Постройка ступенчата. Мы восходили по этажам: Солнечная система, Млечный путь, туманность. Но вначале он дал нам твердо ощутить почву, горизонт под ногами — плоскость пола: эклиптику; затем — плоскость через дугу Млечного пути; затем — плоскость через сферу неподвижных звезд; и все время мы чувствовали проходящий сквозь них, как отвес, ось дома,— перпендикуляр глаза-ватерпаса. Значит, если мы еще различаем отдельные звезды на небе, то они члены нашего общежития, нашей туманности, куда входит и Млечный путь. Они прилегают «к одной общей плоскости и создают одно упорядоченное целое (привел-таки к успокоительной для германского ума формуле.— Г. Г.), представляющее собою мир миров. В неизмеримых расстояниях имеется еще много подобных же звездных систем (туманные звезды, туманные пятна), и все творение во всем своем бесконечном объеме построено по одному общему плану, и его части находятся во взаимной связи» (128),— что и требовалось доказать, исходя из умозрения вселенной как грандиозного Haus’a, мира, как здания.

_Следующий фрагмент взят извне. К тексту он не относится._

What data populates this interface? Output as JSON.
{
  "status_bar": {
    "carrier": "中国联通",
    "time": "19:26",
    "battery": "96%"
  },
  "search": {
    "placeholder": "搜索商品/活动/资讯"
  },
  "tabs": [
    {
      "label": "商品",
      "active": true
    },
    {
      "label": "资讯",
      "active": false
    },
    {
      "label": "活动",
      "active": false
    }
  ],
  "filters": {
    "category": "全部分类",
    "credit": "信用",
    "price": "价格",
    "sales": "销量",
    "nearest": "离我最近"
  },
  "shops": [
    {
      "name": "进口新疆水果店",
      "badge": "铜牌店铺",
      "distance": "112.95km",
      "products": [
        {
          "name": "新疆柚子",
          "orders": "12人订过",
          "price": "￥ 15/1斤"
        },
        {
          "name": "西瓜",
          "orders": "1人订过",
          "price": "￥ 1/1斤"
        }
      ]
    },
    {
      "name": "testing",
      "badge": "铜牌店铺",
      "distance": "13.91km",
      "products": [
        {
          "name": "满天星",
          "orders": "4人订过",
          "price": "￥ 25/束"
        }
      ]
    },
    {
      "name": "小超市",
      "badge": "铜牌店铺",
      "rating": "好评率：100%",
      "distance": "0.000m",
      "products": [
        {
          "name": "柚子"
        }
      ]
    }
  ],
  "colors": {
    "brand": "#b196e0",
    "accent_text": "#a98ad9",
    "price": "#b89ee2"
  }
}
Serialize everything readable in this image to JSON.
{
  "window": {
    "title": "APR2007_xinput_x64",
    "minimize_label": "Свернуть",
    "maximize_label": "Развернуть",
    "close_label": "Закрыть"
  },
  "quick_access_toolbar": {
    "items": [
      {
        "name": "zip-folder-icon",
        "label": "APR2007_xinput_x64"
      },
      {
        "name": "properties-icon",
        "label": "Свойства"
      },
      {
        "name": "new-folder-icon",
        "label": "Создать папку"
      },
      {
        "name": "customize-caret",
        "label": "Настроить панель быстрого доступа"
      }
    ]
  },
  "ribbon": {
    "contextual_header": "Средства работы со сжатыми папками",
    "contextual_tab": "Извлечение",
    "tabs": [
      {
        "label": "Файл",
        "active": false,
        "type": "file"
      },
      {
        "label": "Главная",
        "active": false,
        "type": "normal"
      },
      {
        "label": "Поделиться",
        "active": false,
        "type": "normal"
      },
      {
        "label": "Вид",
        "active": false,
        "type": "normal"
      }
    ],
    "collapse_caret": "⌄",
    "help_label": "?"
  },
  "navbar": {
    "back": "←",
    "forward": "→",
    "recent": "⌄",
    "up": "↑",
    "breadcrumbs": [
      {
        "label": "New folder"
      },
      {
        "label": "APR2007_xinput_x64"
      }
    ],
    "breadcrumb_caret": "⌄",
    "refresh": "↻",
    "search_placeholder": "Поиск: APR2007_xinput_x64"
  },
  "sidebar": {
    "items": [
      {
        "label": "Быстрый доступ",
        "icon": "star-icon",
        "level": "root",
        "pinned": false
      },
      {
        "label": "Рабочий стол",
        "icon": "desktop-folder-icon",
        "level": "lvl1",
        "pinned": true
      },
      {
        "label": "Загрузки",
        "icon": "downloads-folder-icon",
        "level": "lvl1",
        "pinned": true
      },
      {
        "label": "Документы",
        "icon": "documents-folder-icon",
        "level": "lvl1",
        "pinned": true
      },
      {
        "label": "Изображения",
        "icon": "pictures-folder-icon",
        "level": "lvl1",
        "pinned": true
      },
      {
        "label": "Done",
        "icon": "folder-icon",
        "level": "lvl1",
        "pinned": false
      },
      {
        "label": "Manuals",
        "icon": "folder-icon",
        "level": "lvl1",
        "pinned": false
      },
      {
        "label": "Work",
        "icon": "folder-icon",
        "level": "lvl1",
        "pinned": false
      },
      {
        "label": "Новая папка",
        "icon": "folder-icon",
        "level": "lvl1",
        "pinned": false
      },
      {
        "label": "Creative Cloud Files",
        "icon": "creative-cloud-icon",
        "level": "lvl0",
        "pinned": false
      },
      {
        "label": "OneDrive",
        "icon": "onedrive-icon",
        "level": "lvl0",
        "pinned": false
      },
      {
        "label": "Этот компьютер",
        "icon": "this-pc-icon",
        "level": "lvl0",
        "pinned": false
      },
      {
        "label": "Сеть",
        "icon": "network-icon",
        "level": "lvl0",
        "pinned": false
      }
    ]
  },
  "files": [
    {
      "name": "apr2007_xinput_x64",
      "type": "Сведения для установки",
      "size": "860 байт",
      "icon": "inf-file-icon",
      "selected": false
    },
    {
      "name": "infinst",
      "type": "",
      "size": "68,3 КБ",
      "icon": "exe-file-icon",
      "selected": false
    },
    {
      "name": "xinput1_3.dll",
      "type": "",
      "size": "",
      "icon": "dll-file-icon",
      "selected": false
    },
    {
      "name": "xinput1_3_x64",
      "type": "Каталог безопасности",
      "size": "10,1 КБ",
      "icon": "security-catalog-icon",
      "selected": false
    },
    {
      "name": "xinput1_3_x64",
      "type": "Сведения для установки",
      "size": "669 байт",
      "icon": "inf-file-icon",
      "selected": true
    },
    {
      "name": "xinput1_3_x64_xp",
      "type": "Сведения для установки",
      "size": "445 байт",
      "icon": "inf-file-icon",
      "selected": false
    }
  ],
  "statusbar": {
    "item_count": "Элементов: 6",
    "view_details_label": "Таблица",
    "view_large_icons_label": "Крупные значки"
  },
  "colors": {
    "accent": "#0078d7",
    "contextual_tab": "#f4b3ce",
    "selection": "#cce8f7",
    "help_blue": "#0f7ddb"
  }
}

Теперь, раз установлено взаимное подобие Солнечной системы, туманности Млечного пути,- вселенной,-- можно уже успокоенно вновь вернуться в родной Haus и, раз добыто убеждение, что он — модель вселенной, надо внимательнее вглядеться в этот микрокосм, это «я», его устройство, ибо его план и план грандиозного «Я» совпадают.

Это типичные направления и ходы германской мысли, которые потом мощно прочерчиваются и у самого Канта, и у Фихте, и у Гегеля. В самом деле: каким ходом выводит Кант чистые понятия рассудка, или категории? А распространяя свойства логического суждения, т. е. нашего домашнего, узко профессионально-философского, внутреннего занятия: категория «реальности» берется просто из утвердительного суждения, «причинности» — из условного, «существования»— из ассерторического и т. д.

Итак, вглядываясь во внутреннее устройство нашей Солнечной системы, обнаруживаем такие сходства движений, которые наводят на мысль, что это, может быть, есть одно существо (как думали бы древние), или — единое тело, система, механизм, как думают новые, обездушившие мир.

«Если принять во внимание 1)19, что шесть планет20 со своими десятью спутниками вращаются вокруг солнца, как вокруг своего центра (2), что все они вращаются в одну сторону и притом именно в ту, в которую вращается само солнце (3), если, кроме того, припомнить, что все их орбиты не особенно уклоняются от одной и той же общей плоскости, именно продолженной плоскости солнечного экватора, то можно думать, что во всем пространстве этой системы действовала одна причина, все равно, какою бы мы ее ни считали; единство в направлении и положении планетных орбит должно быть следствием той материальной причины, которая привела все небесные тела в движение» (128—129).

Второе звено рассуждения Канта опять начинается с фиксации противоречия, как и первое. Там — стройность Солнечной системы и хаос неподвижных звезд. Здесь — напрашивается мысль о единой и именно материальной причине движений тел Солнечной системы и об отсутствии материи между планетами, пустом пространстве, через которое как может быть передана общая сила?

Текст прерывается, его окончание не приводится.